Thank you to everybody who stopped by the Sidewalk Cinema last night for my first time hosting VHS Time Machine! I had a fantastic time watching this amazing film with y’all, and I hope you enjoyed the cream of the Jaws rip-off crop. Now, as promised, here is your day-late edition of the newsletter. If you weren’t able to join us last night, don’t worry—now is the perfect time to watch Orca! Shark Week starts tomorrow, you know…
Every film page on Wikipedia is a minor goldmine. For just about everything that gets widely released, you’ll find at least a handful of facts that are enlightening or entertaining or both.
Here’s my favorite “fact” from Orca’s Wikipedia page: “Richard Harris enjoyed his experiences during filming and took offence [sic] at comparisons between Orca and Jaws.” I just think that’s great. And I, too, will fight you if you besmirch the good name of Orca.
But I also don’t think that a Jaws rip-off is such a bad thing for a film to be.

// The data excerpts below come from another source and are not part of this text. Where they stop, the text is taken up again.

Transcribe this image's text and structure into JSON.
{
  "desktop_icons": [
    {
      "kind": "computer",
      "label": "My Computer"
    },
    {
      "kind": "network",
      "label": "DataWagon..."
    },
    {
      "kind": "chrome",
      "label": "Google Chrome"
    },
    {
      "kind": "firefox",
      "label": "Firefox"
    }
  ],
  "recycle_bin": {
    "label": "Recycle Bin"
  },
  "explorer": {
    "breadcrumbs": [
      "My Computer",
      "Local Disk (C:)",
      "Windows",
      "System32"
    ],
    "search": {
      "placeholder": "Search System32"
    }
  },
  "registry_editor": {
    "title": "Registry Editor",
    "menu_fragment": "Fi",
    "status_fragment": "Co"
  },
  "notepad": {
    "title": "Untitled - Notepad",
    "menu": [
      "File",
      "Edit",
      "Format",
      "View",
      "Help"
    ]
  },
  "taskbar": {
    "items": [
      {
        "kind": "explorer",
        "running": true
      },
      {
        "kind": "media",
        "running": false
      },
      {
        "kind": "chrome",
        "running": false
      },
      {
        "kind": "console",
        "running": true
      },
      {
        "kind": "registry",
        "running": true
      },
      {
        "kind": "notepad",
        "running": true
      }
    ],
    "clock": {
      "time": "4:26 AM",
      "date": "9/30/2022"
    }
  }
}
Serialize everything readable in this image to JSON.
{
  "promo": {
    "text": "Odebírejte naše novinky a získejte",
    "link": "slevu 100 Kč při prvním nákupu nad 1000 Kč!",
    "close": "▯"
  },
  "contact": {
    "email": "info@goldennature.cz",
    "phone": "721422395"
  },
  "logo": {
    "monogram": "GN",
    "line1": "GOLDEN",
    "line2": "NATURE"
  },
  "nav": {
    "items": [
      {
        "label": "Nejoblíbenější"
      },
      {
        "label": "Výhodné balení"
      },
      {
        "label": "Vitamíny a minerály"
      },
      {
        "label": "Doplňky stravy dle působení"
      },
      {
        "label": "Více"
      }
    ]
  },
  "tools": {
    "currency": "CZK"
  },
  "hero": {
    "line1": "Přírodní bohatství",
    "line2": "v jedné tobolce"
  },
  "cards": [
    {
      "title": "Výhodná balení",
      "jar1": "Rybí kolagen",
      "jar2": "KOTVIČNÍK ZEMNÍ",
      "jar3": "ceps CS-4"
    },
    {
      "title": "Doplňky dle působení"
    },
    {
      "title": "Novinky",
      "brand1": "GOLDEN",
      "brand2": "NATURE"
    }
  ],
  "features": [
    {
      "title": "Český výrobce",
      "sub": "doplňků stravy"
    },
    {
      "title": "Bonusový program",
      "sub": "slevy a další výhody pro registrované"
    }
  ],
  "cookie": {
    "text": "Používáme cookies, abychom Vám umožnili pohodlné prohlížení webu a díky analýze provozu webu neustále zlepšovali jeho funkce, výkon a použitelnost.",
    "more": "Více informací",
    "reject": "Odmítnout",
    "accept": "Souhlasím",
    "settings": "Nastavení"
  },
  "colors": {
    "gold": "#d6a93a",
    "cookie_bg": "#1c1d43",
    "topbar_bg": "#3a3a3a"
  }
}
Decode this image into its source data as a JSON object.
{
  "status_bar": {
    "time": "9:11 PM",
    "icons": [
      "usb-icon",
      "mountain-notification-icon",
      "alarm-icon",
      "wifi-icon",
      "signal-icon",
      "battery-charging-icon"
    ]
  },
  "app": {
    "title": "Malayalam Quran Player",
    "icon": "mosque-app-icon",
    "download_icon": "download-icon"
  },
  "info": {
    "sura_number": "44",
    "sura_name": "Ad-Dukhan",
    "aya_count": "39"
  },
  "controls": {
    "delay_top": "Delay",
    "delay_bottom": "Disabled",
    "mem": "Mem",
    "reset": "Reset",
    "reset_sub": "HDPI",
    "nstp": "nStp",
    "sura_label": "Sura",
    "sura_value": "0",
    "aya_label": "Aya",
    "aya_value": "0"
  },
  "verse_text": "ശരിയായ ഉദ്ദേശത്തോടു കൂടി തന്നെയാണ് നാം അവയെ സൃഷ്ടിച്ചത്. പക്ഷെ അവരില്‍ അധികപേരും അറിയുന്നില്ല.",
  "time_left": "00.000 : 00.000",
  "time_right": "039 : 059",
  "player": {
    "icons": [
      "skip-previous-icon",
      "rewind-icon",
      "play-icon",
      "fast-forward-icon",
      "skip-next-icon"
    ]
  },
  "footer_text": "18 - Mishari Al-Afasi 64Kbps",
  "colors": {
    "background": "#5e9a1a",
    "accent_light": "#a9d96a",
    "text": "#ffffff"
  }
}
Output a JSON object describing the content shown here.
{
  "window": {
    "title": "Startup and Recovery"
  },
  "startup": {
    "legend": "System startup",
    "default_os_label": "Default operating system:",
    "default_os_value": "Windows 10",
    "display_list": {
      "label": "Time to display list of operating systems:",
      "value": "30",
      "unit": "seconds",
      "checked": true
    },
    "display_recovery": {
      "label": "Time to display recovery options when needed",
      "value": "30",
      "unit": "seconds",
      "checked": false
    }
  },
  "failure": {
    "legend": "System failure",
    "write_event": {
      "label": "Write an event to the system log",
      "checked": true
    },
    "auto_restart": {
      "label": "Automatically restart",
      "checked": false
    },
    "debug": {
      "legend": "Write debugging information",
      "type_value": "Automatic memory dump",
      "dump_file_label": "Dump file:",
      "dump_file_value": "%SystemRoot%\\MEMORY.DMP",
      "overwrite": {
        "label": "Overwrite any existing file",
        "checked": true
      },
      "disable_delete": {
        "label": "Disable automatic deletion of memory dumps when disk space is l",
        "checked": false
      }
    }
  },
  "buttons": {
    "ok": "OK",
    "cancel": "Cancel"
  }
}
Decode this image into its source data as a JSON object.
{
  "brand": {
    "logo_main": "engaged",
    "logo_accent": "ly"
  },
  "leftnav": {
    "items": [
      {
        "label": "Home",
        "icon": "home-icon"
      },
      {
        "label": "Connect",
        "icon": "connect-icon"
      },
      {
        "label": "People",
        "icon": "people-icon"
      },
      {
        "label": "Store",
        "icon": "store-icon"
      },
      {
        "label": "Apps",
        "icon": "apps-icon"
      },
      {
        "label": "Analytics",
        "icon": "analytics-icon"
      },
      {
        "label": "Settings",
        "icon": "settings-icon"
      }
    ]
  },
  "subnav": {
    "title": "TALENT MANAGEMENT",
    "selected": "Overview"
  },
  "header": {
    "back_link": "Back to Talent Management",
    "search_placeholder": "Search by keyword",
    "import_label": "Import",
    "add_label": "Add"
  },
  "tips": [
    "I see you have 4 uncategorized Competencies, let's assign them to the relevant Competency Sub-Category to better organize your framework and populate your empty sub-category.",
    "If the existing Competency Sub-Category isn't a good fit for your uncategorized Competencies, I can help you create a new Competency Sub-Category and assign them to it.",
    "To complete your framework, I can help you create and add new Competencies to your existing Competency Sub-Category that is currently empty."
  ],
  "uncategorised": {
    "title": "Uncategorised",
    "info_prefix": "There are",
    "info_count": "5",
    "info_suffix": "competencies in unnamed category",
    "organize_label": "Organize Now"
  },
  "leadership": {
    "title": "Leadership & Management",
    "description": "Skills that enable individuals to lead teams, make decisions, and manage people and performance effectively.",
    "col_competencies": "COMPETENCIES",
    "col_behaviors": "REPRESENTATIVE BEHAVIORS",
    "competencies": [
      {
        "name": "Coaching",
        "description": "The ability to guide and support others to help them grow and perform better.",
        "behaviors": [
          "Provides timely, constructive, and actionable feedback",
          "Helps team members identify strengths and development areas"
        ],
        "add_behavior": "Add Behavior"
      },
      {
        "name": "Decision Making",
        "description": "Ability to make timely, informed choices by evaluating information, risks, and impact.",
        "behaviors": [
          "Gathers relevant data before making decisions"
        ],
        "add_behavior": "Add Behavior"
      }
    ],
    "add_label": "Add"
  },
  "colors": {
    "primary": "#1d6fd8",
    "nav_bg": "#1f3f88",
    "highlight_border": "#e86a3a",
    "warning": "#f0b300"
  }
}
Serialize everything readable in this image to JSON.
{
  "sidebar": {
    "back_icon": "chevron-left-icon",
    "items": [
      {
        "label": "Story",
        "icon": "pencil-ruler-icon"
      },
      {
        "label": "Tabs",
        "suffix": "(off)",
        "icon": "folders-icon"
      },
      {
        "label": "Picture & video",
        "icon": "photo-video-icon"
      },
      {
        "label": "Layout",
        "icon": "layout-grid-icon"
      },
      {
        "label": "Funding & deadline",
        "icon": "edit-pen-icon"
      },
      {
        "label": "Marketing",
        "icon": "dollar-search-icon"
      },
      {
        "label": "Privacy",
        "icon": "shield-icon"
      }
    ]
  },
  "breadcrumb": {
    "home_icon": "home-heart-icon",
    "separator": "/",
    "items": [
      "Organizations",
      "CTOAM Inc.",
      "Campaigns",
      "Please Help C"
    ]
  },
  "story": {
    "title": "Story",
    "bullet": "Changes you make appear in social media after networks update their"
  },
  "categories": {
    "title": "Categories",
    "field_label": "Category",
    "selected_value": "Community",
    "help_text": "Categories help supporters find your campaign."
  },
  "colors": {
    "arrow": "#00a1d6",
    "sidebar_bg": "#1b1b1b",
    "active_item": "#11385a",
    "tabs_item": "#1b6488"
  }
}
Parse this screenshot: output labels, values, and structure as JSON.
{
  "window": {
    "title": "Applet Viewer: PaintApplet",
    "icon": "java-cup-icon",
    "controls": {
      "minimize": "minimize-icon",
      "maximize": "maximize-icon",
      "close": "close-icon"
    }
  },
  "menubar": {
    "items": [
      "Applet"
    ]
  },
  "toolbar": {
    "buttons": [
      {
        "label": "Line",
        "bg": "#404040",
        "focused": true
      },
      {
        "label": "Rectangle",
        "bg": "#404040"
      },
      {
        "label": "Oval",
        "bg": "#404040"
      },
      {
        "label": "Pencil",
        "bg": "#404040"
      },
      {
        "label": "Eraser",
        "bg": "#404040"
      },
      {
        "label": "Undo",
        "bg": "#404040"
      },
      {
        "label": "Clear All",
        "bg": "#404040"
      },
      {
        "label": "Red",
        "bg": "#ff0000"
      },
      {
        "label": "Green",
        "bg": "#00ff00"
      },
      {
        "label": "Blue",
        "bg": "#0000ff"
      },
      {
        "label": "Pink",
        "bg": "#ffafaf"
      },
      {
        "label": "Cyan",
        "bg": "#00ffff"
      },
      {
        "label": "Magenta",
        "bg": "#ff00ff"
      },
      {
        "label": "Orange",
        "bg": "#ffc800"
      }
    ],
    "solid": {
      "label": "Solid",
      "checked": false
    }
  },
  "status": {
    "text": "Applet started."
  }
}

Critics in 1977 sure did, though. Orca boasts an unholy 9% critics score on Rotten Tomatoes with a not-much-better 33% audience score.* While there are admittedly flaws in the film’s craftsmanship that could be singled out if you’re not fun at parties, the gist of the complaints from critics and viewers boiled down to one thing: It ain’t Jaws. And much like Richard Harris, I don’t think that’s very fair.
Make no mistake: Orca quite literally wouldn’t exist without Jaws. If you noticed Orca’s release date, did some quick math, and determined that it was released two years and one month after Jaws, you might assume that it was rushed into production to capitalize on (or, perhaps more accurately, help create) a cinematic trend. And you’d be absolutely correct!
As the legend goes, industry titan Dino de Laurentiis called Orca co-writer/producer Luciano Vincenzoni “in the middle of the night,” told him he had just seen Jaws, and then commissioned him to “find a fish tougher and more terrible than the great white.” That, folks, is the kind of origin story I like to hear.**
But Vincenzoni would not be the first to intentionally imitate Jaws, nor would he be the last. As soon as Spielberg’s shark hit the water, it ignited a veritable Space Race of animal attack films: Grizzly in 1976, Piranha in 1978, and Alligator in 1980, all of which were competing with Jaws 2, itself a half-assed reheating of its franchise predecessor.*** And that’s just the first few years. Jaws rip-offs are still being made today, of course. Hell, we got one last year.
Here’s the thing, though: Individually, these producers may have been attempting to cash in on the success of someone else’s work by creating something very similar. But collectively, they were creating a subgenre of horror movies that film nerds like myself have come to love as reliable junk food.
If you’ll permit me to get more academic than a piece about Orca probably deserves, this particular point hearkens back to basic training for screenwriters. As Save the Cat author Blake Snyder (and many others before him) summarized, it’s all been written before, and there are really only a handful of narrative arcs to choose from. Ten, to be exact. Think of it like an Enneagram for cinema. There are hundreds of narrative features released every year, and each of them can essentially be reduced to one of these ten types.
That’s not a bad thing. It’s a good thing if you love movies. And it’s a great thing if you want to write movies. It allows us to approach a film (or a screenplay) with more nuanced expectations. Formulas aren’t prisons—they’re blueprints.
The same way Spielberg was borrowing from films like King Kong, many of his contemporaries borrowed from his blockbuster breakthrough. Lots of them—like Orca—are super entertaining, if a bit rough around the edges. And some of them are masterpieces in their own right. Or have you forgotten that Alien was allegedly pitched as “Jaws in space”?
So next time you’re tempted to look smart by saying that some film isn’t very good just because it’s just a rip-off of some other film, remember that you’ll be forced to fight me and the ghost of Richard Harris, and then you’ll be asked to leave our party.
*Shouts out to the three Orca defenders in the mix: Ruth Batchelor of the Los Angeles Free Press, Rich Cline of Shadows On The Wall, and my Twitter friend Scott Weinberg, who ends his review with “…and yet I’ve always liked it. Weird.”
**Roger Corman is often praised as the king of genre film producers, and I’m not one to dispute that crown. But Dino de Laurentiis has to be in the discussion. His whole career is remarkable, but his run in the mid-80s is unbelievable. When he called in the middle of the night, you listened. (Corman did get his own Jaws rip-off a year later with Piranha, though.)
***I wrote about Alligator last year, actually. Maybe I’ll see how many Jaws rip-offs I can write about before I write about Jaws.
Orca is now streaming on Showtime, Paramount+, and DirecTV, and it is available to rent elsewhere.